Now, Israel was to Ali the greatest, noblest, mightiest man among men. That he should fall was incredible, and that any man should say he had fallen was an affront and an outrage. So, stripling as he was, the lad faced the rascals with the courage of a lion. “Liars and thieves!” he cried; “tell that story to another soul in Tetuan, and I will go straight to the Kaid at the Kasbah, and have every black dog of you all whipped through the streets for plundering my master.”
The men shouted in derision and passed on, firing their matchlocks as a mock salute. But Ali had his will of them; they told their tale no more, and when they entered Tetuan, and their fellows questioned them concerning their journey, they took refuge in the reticence that sits by right of nature on the tongues of Moors—they said and knew nothing.
While Ali was on the heath looking out for Israel, the doctor out of Tangier came to Naomi. The girl was still unconscious, and the wise leech shook his head over her. Her case was hopeless; she was sinking—in plain words, she was dying—and if her father did not come before the morrow he would come too late to find her alive.

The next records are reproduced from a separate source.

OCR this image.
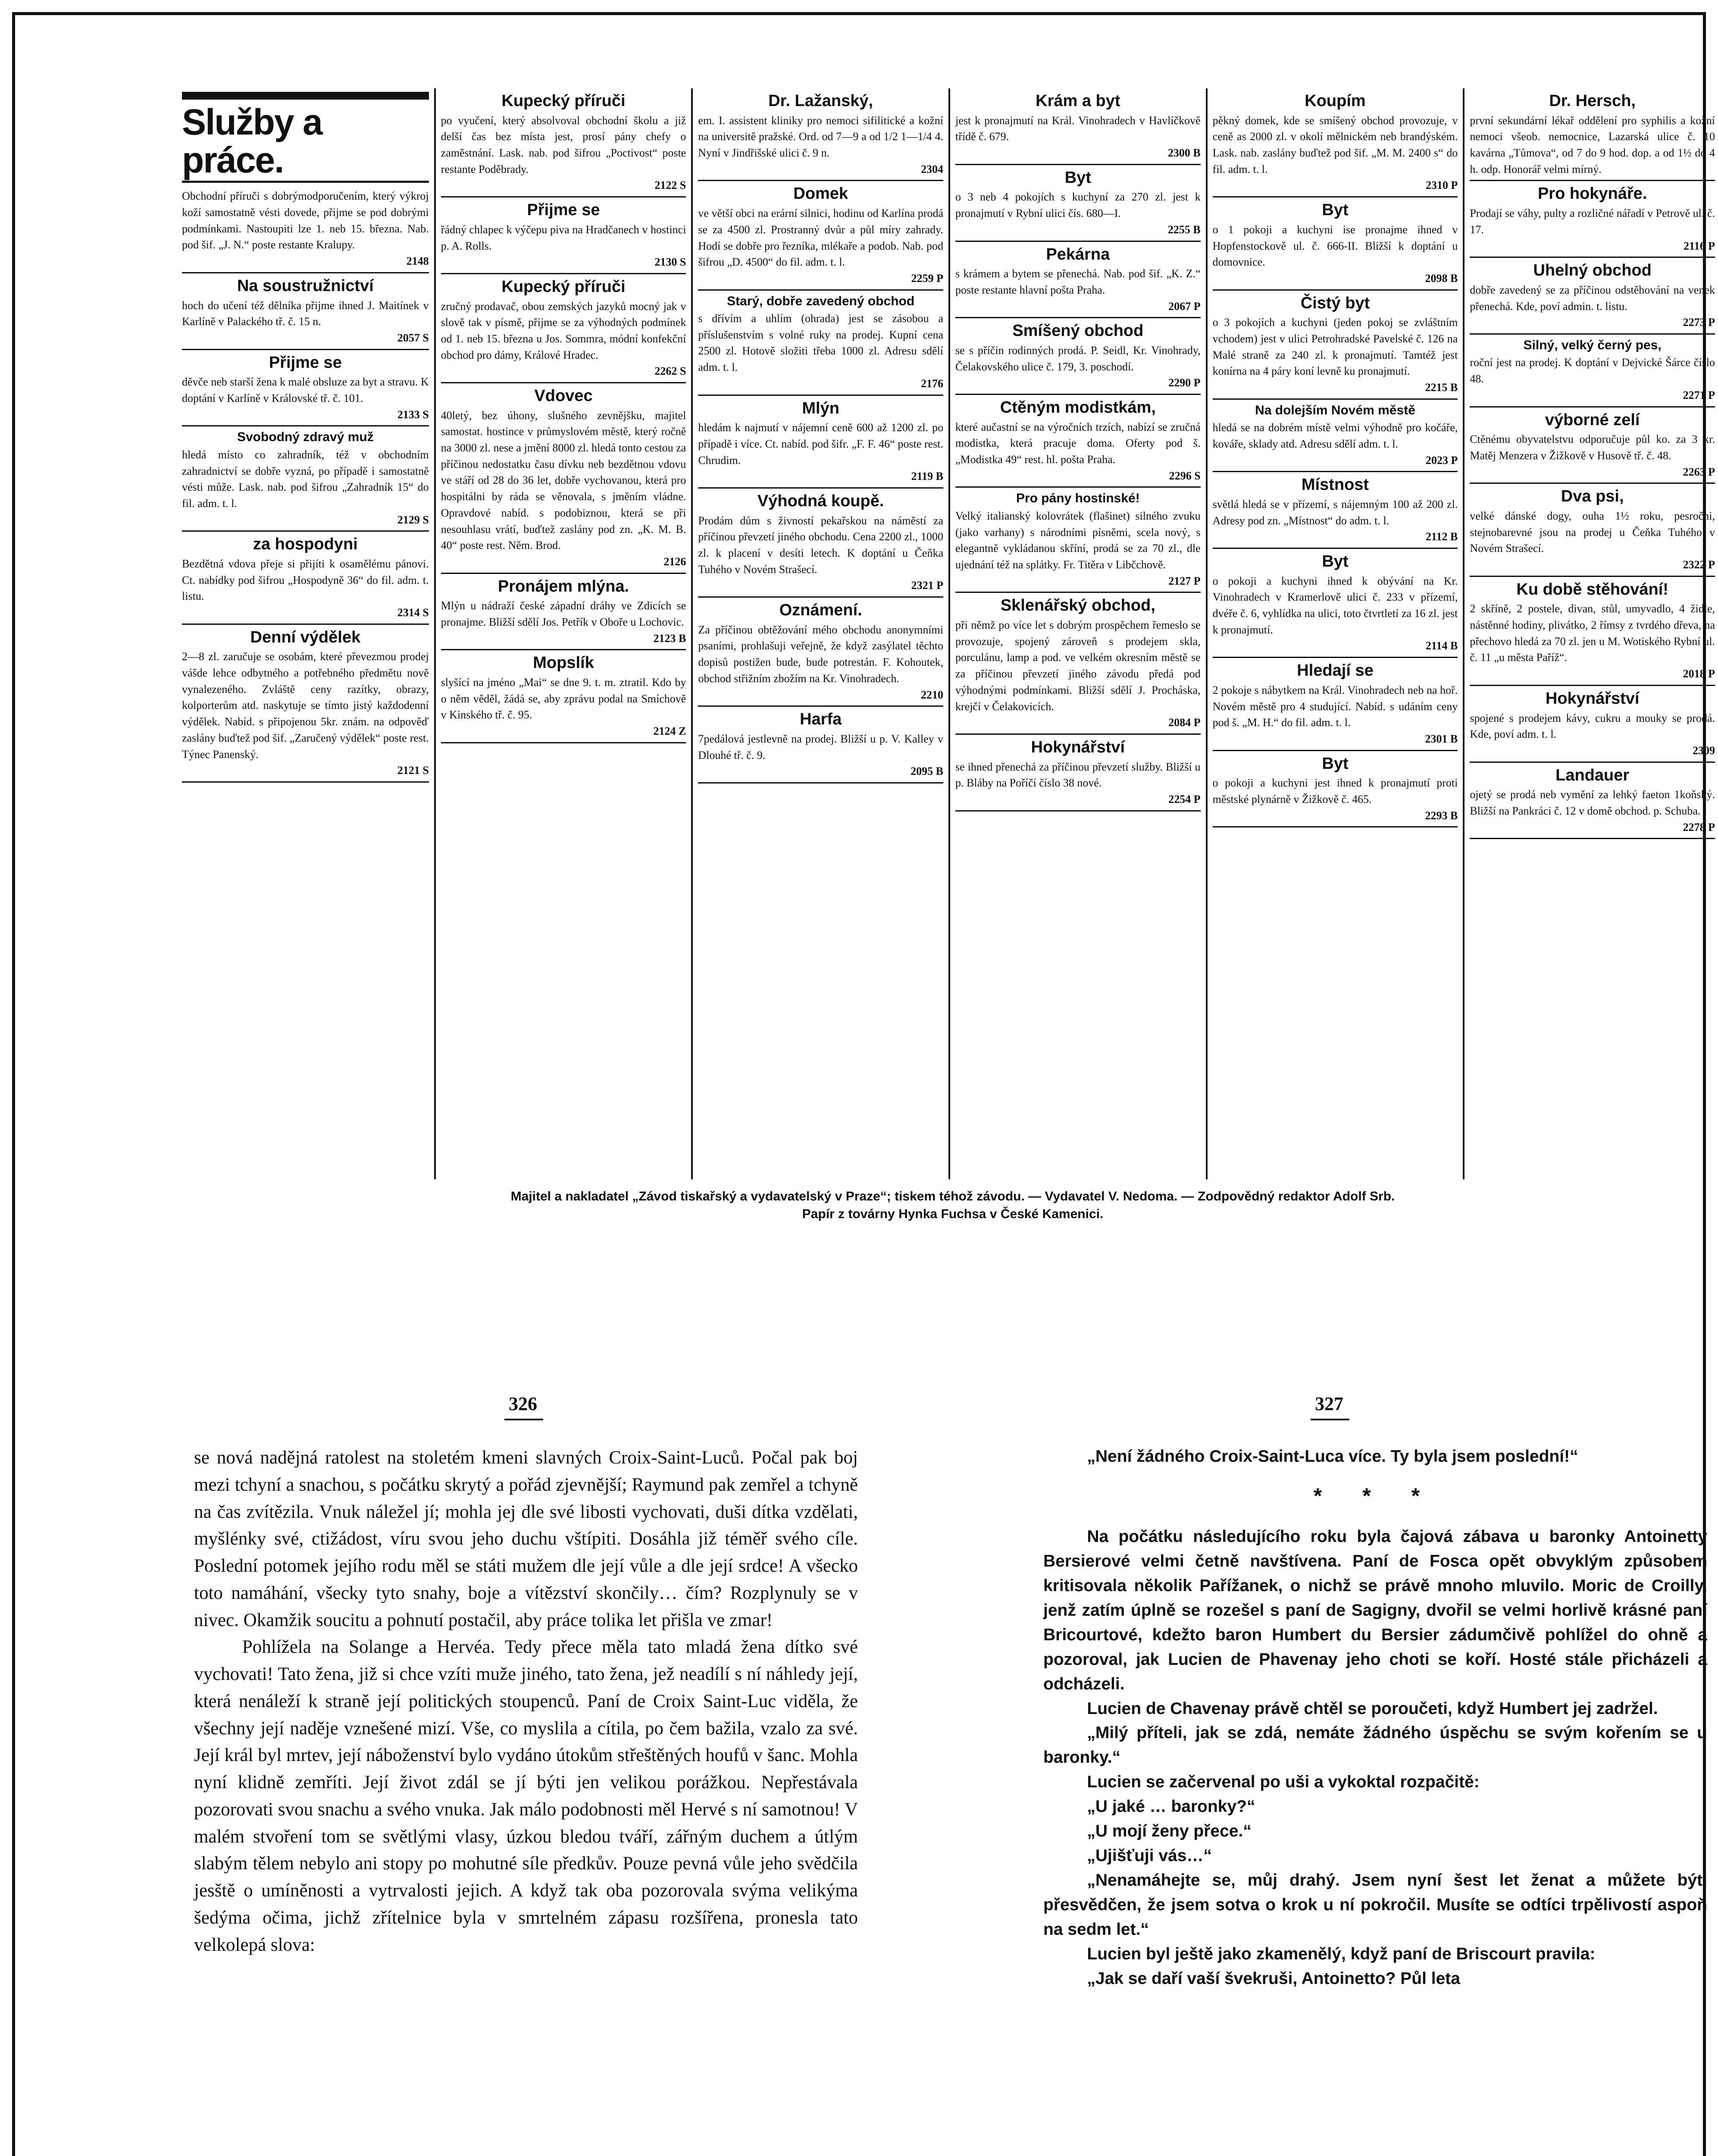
Služby a práce.
Obchodní příruči s dobrýmodporučením, který výkroj koží samostatně vésti dovede, přijme se pod dobrými podmínkami. Nastoupiti lze 1. neb 15. března. Nab. pod šif. „J. N.“ poste restante Kralupy.
2148
Na soustružnictví
hoch do učení též dělníka přijme ihned J. Maitínek v Karlíně v Palackého tř. č. 15 n.
2057 S
Přijme se
děvče neb starší žena k malé obsluze za byt a stravu. K doptání v Karlíně v Královské tř. č. 101.
2133 S
Svobodný zdravý muž
hledá místo co zahradník, též v obchodním zahradnictví se dobře vyzná, po případě i samostatně vésti může. Lask. nab. pod šifrou „Zahradník 15“ do fil. adm. t. l.
2129 S
za hospodyni
Bezdětná vdova přeje si přijíti k osamělému pánovi. Ct. nabídky pod šifrou „Hospodyně 36“ do fil. adm. t. listu.
2314 S
Denní výdělek
2—8 zl. zaručuje se osobám, které převezmou prodej vášde lehce odbytného a potřebného předmětu nově vynalezeného. Zvláště ceny razítky, obrazy, kolporterům atd. naskytuje se tímto jistý každodenní výdělek. Nabíd. s připojenou 5kr. znám. na odpověď zaslány buďtež pod šif. „Zaručený výdělek“ poste rest. Týnec Panenský.
2121 S
Kupecký příruči
po vyučení, který absolvoval obchodní školu a již delší čas bez místa jest, prosí pány chefy o zaměstnání. Lask. nab. pod šifrou „Poctivost“ poste restante Poděbrady.
2122 S
Přijme se
řádný chlapec k výčepu piva na Hradčanech v hostinci p. A. Rolls.
2130 S
Kupecký příruči
zručný prodavač, obou zemských jazyků mocný jak v slově tak v písmě, přijme se za výhodných podmínek od 1. neb 15. března u Jos. Sommra, módní konfekční obchod pro dámy, Králové Hradec.
2262 S
Vdovec
40letý, bez úhony, slušného zevnějšku, majitel samostat. hostince v průmyslovém městě, který ročně na 3000 zl. nese a jmění 8000 zl. hledá tonto cestou za příčinou nedostatku času dívku neb bezdětnou vdovu ve stáří od 28 do 36 let, dobře vychovanou, která pro hospitálni by ráda se věnovala, s jměním vládne. Opravdové nabíd. s podobiznou, která se při nesouhlasu vrátí, buďtež zaslány pod zn. „K. M. B. 40“ poste rest. Něm. Brod.
2126
Pronájem mlýna.
Mlýn u nádraží české západní dráhy ve Zdicích se pronajme. Bližší sdělí Jos. Petřík v Oboře u Lochovic.
2123 B
Mopslík
slyšící na jméno „Mai“ se dne 9. t. m. ztratil. Kdo by o něm věděl, žádá se, aby zprávu podal na Smíchově v Kinského tř. č. 95.
2124 Z
Dr. Lažanský,
em. I. assistent kliniky pro nemoci sifilitické a kožní na universitě pražské. Ord. od 7—9 a od 1/2 1—1/4 4. Nyní v Jindřišské ulici č. 9 n.
2304
Domek
ve větší obci na erární silnici, hodinu od Karlína prodá se za 4500 zl. Prostranný dvůr a půl míry zahrady. Hodí se dobře pro řezníka, mlékaře a podob. Nab. pod šifrou „D. 4500“ do fil. adm. t. l.
2259 P
Starý, dobře zavedený obchod
s dřívím a uhlím (ohrada) jest se zásobou a příslušenstvím s volné ruky na prodej. Kupní cena 2500 zl. Hotově složiti třeba 1000 zl. Adresu sdělí adm. t. l.
2176
Mlýn
hledám k najmutí v nájemní ceně 600 až 1200 zl. po případě i více. Ct. nabíd. pod šifr. „F. F. 46“ poste rest. Chrudim.
2119 B
Výhodná koupě.
Prodám dům s živností pekařskou na náměstí za příčinou převzetí jiného obchodu. Cena 2200 zl., 1000 zl. k placení v desíti letech. K doptání u Čeňka Tuhého v Novém Strašecí.
2321 P
Oznámení.
Za příčinou obtěžování mého obchodu anonymními psaními, prohlašuji veřejně, že když zasýlatel těchto dopisů postižen bude, bude potrestán. F. Kohoutek, obchod střižním zbožím na Kr. Vinohradech.
2210
Harfa
7pedálová jestlevně na prodej. Bližší u p. V. Kalley v Dlouhé tř. č. 9.
2095 B
Krám a byt
jest k pronajmutí na Král. Vinohradech v Havlíčkově třídě č. 679.
2300 B
Byt
o 3 neb 4 pokojích s kuchyní za 270 zl. jest k pronajmutí v Rybní ulici čís. 680—I.
2255 B
Pekárna
s krámem a bytem se přenechá. Nab. pod šif. „K. Z.“ poste restante hlavní pošta Praha.
2067 P
Smíšený obchod
se s příčin rodinných prodá. P. Seidl, Kr. Vinohrady, Čelakovského ulice č. 179, 3. poschodí.
2290 P
Ctěným modistkám,
které aučastní se na výročních trzích, nabízí se zručná modistka, která pracuje doma. Oferty pod š. „Modistka 49“ rest. hl. pošta Praha.
2296 S
Pro pány hostinské!
Velký italianský kolovrátek (flašinet) silného zvuku (jako varhany) s národními písněmi, scela nový, s elegantně vykládanou skříní, prodá se za 70 zl., dle ujednání též na splátky. Fr. Titěra v Libčchově.
2127 P
Sklenářský obchod,
při němž po více let s dobrým prospěchem řemeslo se provozuje, spojený zároveň s prodejem skla, porculánu, lamp a pod. ve velkém okresním městě se za příčinou převzetí jiného závodu předá pod výhodnými podmínkami. Bližší sdělí J. Procháska, krejčí v Čelakovicích.
2084 P
Hokynářství
se ihned přenechá za příčinou převzetí služby. Bližší u p. Bláby na Poříčí číslo 38 nové.
2254 P
Koupím
pěkný domek, kde se smíšený obchod provozuje, v ceně as 2000 zl. v okolí mělnickém neb brandýském. Lask. nab. zaslány buďtež pod šif. „M. M. 2400 s“ do fil. adm. t. l.
2310 P
Byt
o 1 pokoji a kuchyni ise pronajme ihned v Hopfenstockově ul. č. 666-II. Bližší k doptání u domovnice.
2098 B
Čistý byt
o 3 pokojích a kuchyni (jeden pokoj se zvláštním vchodem) jest v ulici Petrohradské Pavelské č. 126 na Malé straně za 240 zl. k pronajmutí. Tamtéž jest konírna na 4 páry koní levně ku pronajmutí.
2215 B
Na dolejším Novém městě
hledá se na dobrém místě velmi výhodně pro kočáře, kováře, sklady atd. Adresu sdělí adm. t. l.
2023 P
Místnost
světlá hledá se v přízemí, s nájemným 100 až 200 zl. Adresy pod zn. „Místnost“ do adm. t. l.
2112 B
Byt
o pokoji a kuchyni ihned k obývání na Kr. Vinohradech v Kramerlově ulici č. 233 v přízemí, dvéře č. 6, vyhlídka na ulici, toto čtvrtletí za 16 zl. jest k pronajmutí.
2114 B
Hledají se
2 pokoje s nábytkem na Král. Vinohradech neb na hoř. Novém městě pro 4 studující. Nabíd. s udáním ceny pod š. „M. H.“ do fil. adm. t. l.
2301 B
Byt
o pokoji a kuchyni jest ihned k pronajmutí proti městské plynárně v Žižkově č. 465.
2293 B
Dr. Hersch,
první sekundární lékař oddělení pro syphilis a kožní nemoci všeob. nemocnice, Lazarská ulice č. 10 kavárna „Tůmova“, od 7 do 9 hod. dop. a od 1½ do 4 h. odp. Honorář velmi mírný.
Pro hokynáře.
Prodají se váhy, pulty a rozličné nářadí v Petrově ul. č. 17.
2116 P
Uhelný obchod
dobře zavedený se za příčinou odstěhování na venek přenechá. Kde, poví admin. t. listu.
2273 P
Silný, velký černý pes,
roční jest na prodej. K doptání v Dejvické Šárce číslo 48.
2271 P
výborné zelí
Ctěnému obyvatelstvu odporučuje půl ko. za 3 kr. Matěj Menzera v Žižkově v Husově tř. č. 48.
2263 P
Dva psi,
velké dánské dogy, ouha 1½ roku, pesročni, stejnobarevné jsou na prodej u Čeňka Tuhého v Novém Strašecí.
2322 P
Ku době stěhování!
2 skříně, 2 postele, divan, stůl, umyvadlo, 4 židle, nástěnné hodiny, plivátko, 2 římsy z tvrdého dřeva, na přechovo hledá za 70 zl. jen u M. Wotiského Rybní ul. č. 11 „u města Paříž“.
2018 P
Hokynářství
spojené s prodejem kávy, cukru a mouky se prodá. Kde, poví adm. t. l.
2309
Landauer
ojetý se prodá neb vymění za lehký faeton 1koňský. Bližší na Pankráci č. 12 v domě obchod. p. Schuba.
2278 P
Majitel a nakladatel „Závod tiskařský a vydavatelský v Praze“; tiskem téhož závodu. — Vydavatel V. Nedoma. — Zodpovědný redaktor Adolf Srb.
Papír z továrny Hynka Fuchsa v České Kamenici.
326	327

se nová nadějná ratolest na stoletém kmeni slavných Croix-Saint-Luců. Počal pak boj mezi tchyní a snachou, s počátku skrytý a pořád zjevnější; Raymund pak zemřel a tchyně na čas zvítězila. Vnuk náležel jí; mohla jej dle své libosti vychovati, duši dítka vzdělati, myšlénky své, ctižádost, víru svou jeho duchu vštípiti. Dosáhla již téměř svého cíle. Poslední potomek jejího rodu měl se státi mužem dle její vůle a dle její srdce! A všecko toto namáhání, všecky tyto snahy, boje a vítězství skončily… čím? Rozplynuly se v nivec. Okamžik soucitu a pohnutí postačil, aby práce tolika let přišla ve zmar!

Pohlížela na Solange a Hervéa. Tedy přece měla tato mladá žena dítko své vychovati! Tato žena, již si chce vzíti muže jiného, tato žena, jež neadílí s ní náhledy její, která nenáleží k straně její politických stoupenců. Paní de Croix Saint-Luc viděla, že všechny její naděje vznešené mizí. Vše, co myslila a cítila, po čem bažila, vzalo za své. Její král byl mrtev, její náboženství bylo vydáno útokům střeštěných houfů v šanc. Mohla nyní klidně zemříti. Její život zdál se jí býti jen velikou porážkou. Nepřestávala pozorovati svou snachu a svého vnuka. Jak málo podobnosti měl Hervé s ní samotnou! V malém stvoření tom se světlými vlasy, úzkou bledou tváří, zářným duchem a útlým slabým tělem nebylo ani stopy po mohutné síle předkův. Pouze pevná vůle jeho svědčila jesště o umíněnosti a vytrvalosti jejich. A když tak oba pozorovala svýma velikýma šedýma očima, jichž zřítelnice byla v smrtelném zápasu rozšířena, pronesla tato velkolepá slova:

„Není žádného Croix-Saint-Luca více. Ty byla jsem poslední!“

* * *

Na počátku následujícího roku byla čajová zábava u baronky Antoinetty Bersierové velmi četně navštívena. Paní de Fosca opět obvyklým způsobem kritisovala několik Pařížanek, o nichž se právě mnoho mluvilo. Moric de Croilly, jenž zatím úplně se rozešel s paní de Sagigny, dvořil se velmi horlivě krásné paní Bricourtové, kdežto baron Humbert du Bersier zádumčivě pohlížel do ohně a pozoroval, jak Lucien de Phavenay jeho choti se koří. Hosté stále přicházeli a odcházeli.

Lucien de Chavenay právě chtěl se poroučeti, když Humbert jej zadržel.

„Milý příteli, jak se zdá, nemáte žádného úspěchu se svým kořením se u baronky.“

Lucien se začervenal po uši a vykoktal rozpačitě:

„U jaké … baronky?“

„U mojí ženy přece.“

„Ujišťuji vás…“

„Nenamáhejte se, můj drahý. Jsem nyní šest let ženat a můžete býti přesvědčen, že jsem sotva o krok u ní pokročil. Musíte se odtíci trpělivostí aspoň na sedm let.“

Lucien byl ještě jako zkamenělý, když paní de Briscourt pravila:

„Jak se daří vaší švekruši, Antoinetto? Půl leta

Then the black women fell to weeping and wailing, and after that to spiritual conflict. Both were born in Islam, but Fatimah had secretly become a Jewess by persuasion of her mistress who was dead. She was, therefore, for sending for the Chacham. But Habeebah had remained a Muslim, and she was for calling the Imam. “The Imam is good, the Imam is holy; who so good and holy as the Imam?” “Nay, but our Sidi holds not with the Imam, for our lord is a Jew, and our lord is our master, our lord is our sultan, our lord is our king.” “Shoof! What is Sidi against paradise? And paradise is for her who makes a follower of Moosa into a follower of Mohammed. Let but the child die with the Kelmah on her lips, and we are all three blest for ever—otherwise we will burn everlastingly in the fires of Jehinnum.” “But, alack! how can the poor girl say the Kelmah, being as dumb as the grave?” “Then how can she say the Shemang either?”